According to TechCrunch, NBCUniversal is allowing anyone and everyone to stream the Super Bowl and its pre-game festivities (a total of 11, totally necessary hours) for free with NBC Sports Live Extra, just like FOX did with its FOX Sports Go app last year. You can even stick around after the game to watch “The Blacklist” for some reason. But only Verizon has smart phone streaming rights, so you can’t pack all of your friends around your iPhone 6 plus.

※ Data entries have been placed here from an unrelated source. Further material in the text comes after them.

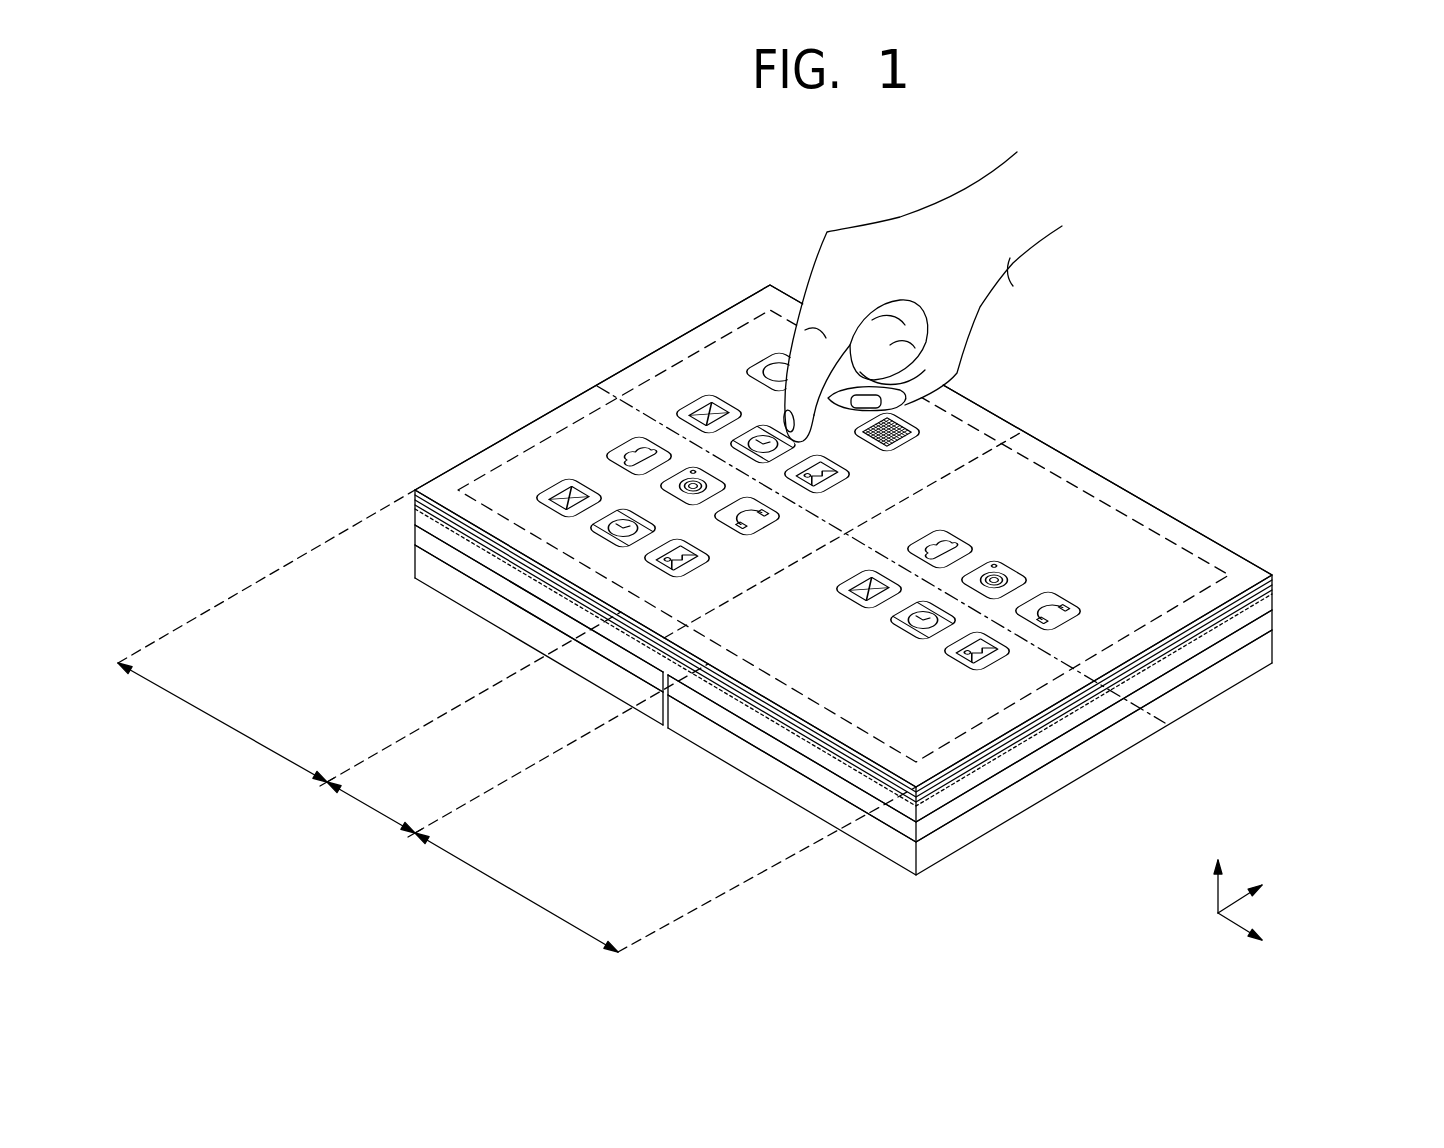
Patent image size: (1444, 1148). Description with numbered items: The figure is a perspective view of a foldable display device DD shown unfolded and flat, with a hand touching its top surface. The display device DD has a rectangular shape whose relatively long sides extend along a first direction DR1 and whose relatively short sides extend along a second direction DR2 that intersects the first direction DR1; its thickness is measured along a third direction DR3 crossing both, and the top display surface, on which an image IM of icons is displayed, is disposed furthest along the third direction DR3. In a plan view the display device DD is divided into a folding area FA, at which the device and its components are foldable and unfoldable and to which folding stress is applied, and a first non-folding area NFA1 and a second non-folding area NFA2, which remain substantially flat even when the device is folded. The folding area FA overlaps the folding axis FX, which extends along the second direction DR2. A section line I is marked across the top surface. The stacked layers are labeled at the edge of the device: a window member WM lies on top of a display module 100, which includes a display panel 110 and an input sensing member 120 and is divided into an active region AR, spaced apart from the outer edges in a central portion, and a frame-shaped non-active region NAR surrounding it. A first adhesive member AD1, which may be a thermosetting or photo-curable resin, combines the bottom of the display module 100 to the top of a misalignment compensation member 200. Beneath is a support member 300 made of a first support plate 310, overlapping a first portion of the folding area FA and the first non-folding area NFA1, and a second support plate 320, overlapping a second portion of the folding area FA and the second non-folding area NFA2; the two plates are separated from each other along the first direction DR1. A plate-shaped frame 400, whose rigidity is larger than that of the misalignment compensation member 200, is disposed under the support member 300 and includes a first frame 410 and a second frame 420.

The display device DD is at (1216, 367).
The display module 100 is at (921, 651).
The display panel 110 is at (1262, 590).
The input sensing member 120 is at (1262, 582).
The window member WM is at (1267, 577).
The first adhesive member AD1 is at (1258, 600).
The misalignment compensation member 200 is at (1250, 615).
The support member 300 is at (843, 683).
The first support plate 310 is at (945, 726).
The second support plate 320 is at (623, 665).
The frame 400 is at (816, 710).
The first frame 410 is at (946, 752).
The second frame 420 is at (492, 615).
The image IM is at (687, 403).
The folding axis FX is at (1020, 433).
The active region AR is at (1096, 532).
The non-active region NAR is at (1162, 521).
The folding area FA is at (514, 724).
The first non-folding area NFA1 is at (665, 869).
The second non-folding area NFA2 is at (266, 636).
The section line I-I' I is at (597, 386).
The first direction DR1 is at (1268, 937).
The second direction DR2 is at (1268, 889).
The third direction DR3 is at (1215, 870).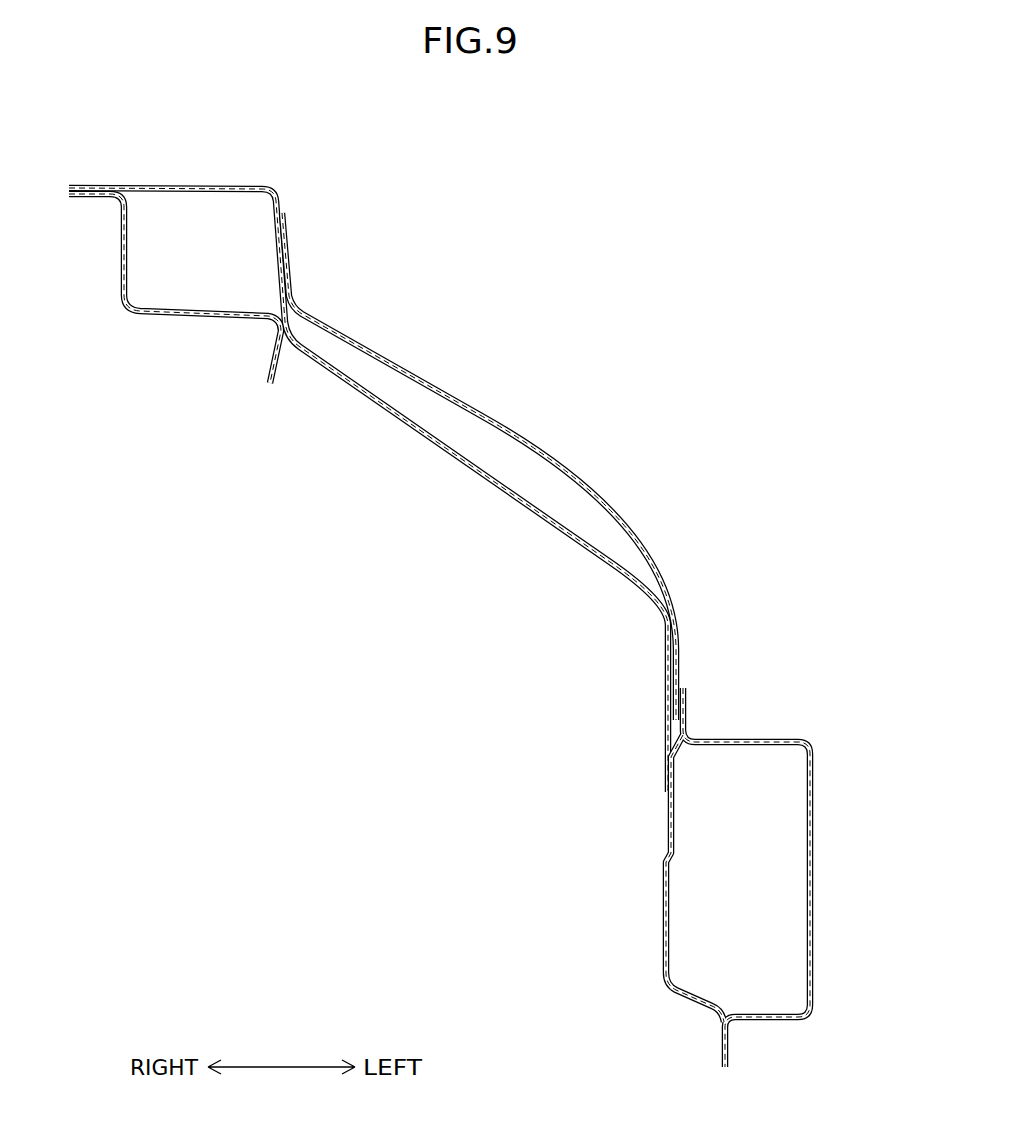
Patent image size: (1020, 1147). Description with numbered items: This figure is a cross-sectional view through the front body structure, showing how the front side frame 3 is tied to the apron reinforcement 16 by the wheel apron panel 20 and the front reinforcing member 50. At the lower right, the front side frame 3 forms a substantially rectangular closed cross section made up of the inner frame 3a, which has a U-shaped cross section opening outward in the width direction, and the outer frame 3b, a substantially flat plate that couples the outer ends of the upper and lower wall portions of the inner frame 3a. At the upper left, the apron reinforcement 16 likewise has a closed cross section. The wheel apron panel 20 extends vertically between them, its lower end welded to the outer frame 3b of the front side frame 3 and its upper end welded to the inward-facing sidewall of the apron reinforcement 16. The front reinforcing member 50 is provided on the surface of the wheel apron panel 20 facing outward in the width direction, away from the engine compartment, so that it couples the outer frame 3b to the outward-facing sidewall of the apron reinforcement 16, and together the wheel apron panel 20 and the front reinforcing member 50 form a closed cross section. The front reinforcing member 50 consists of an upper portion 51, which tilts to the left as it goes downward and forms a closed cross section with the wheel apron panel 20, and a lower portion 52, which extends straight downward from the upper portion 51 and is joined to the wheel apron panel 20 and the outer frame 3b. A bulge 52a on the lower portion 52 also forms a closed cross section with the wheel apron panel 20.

People watching won’t have to authenticate with a subscription or login (like you do usually on NBC Sports Live Extra). And to really make cord-cutters pat themselves on the back when they give their spiel about why it’s better, NBC Sports Live Extra will carry the halftime show for the first time and the stream will “include advertisements sold exclusively for digital viewers.” [Looking at you, Squarespace.] Sweet.

More:

According to NBC execs, the plan is to use the Super Bowl event and all the eyeballs it brings to promote the industry-wide effort called “TV Everywhere,” and NBC’s own TV Everywhere offerings. NBC last month had announced its plans to further develop and expand its TV Everywhere-powered streams in 2015, which began with 24/7 live streaming of content from NBC-owned stations.

It’s a huge step towards acknowledging the cord-cutting market on one of TV’s biggest nights of the year… while at the same time promoting a service that does require cable subscriber login credentials. Anyway, I’m sure Kyle is already working on his The Super Bowl is Better on a Laptop post.

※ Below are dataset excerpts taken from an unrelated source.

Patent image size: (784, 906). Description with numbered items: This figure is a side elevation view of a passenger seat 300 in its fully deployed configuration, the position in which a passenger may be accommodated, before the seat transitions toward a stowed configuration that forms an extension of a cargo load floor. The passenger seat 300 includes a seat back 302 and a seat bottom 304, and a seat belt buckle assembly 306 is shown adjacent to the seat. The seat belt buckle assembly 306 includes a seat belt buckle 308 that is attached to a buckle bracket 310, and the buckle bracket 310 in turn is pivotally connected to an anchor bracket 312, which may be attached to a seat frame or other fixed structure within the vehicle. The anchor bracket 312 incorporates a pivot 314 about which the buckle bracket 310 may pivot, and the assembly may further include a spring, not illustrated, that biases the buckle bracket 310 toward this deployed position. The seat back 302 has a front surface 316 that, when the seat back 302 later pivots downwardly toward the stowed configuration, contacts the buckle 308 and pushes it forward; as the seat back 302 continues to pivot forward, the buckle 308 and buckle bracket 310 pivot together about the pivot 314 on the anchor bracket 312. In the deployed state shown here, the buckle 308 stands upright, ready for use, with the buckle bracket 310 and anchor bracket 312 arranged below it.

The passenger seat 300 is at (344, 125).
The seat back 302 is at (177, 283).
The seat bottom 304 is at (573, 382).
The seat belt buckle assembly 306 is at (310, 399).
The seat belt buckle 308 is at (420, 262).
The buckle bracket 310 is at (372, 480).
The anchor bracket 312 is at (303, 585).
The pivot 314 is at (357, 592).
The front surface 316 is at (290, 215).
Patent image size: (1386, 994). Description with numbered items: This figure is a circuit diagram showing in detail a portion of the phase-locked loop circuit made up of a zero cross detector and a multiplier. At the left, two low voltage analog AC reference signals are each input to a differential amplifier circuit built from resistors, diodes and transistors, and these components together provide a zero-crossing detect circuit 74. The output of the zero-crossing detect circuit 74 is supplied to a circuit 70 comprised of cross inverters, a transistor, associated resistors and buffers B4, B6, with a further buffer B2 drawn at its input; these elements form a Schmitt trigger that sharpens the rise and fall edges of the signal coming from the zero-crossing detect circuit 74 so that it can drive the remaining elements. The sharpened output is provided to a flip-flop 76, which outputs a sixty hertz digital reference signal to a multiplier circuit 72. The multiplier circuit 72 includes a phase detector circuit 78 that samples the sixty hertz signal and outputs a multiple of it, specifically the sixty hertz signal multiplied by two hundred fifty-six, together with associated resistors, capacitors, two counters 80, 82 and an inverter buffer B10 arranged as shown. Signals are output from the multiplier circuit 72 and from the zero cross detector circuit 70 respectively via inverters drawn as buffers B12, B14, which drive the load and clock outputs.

[Editor’s note: F off. It’s not better on a laptop, because no one watches anything on laptops anymore. But it might be better on a tablet. And that begs the question– why “laptop” in the headline? You do realize that NBC Sports Live Extra is also a hugely popular app and that just because you can’t watch the Super Bowl on a phone due to the NFL’s draconian agreement with Verizon doesn’t mean you can’t watch it on an iPad, right? Get your shit together. You just alienated 60% of our potential streaming audience with an overly narrow headline.]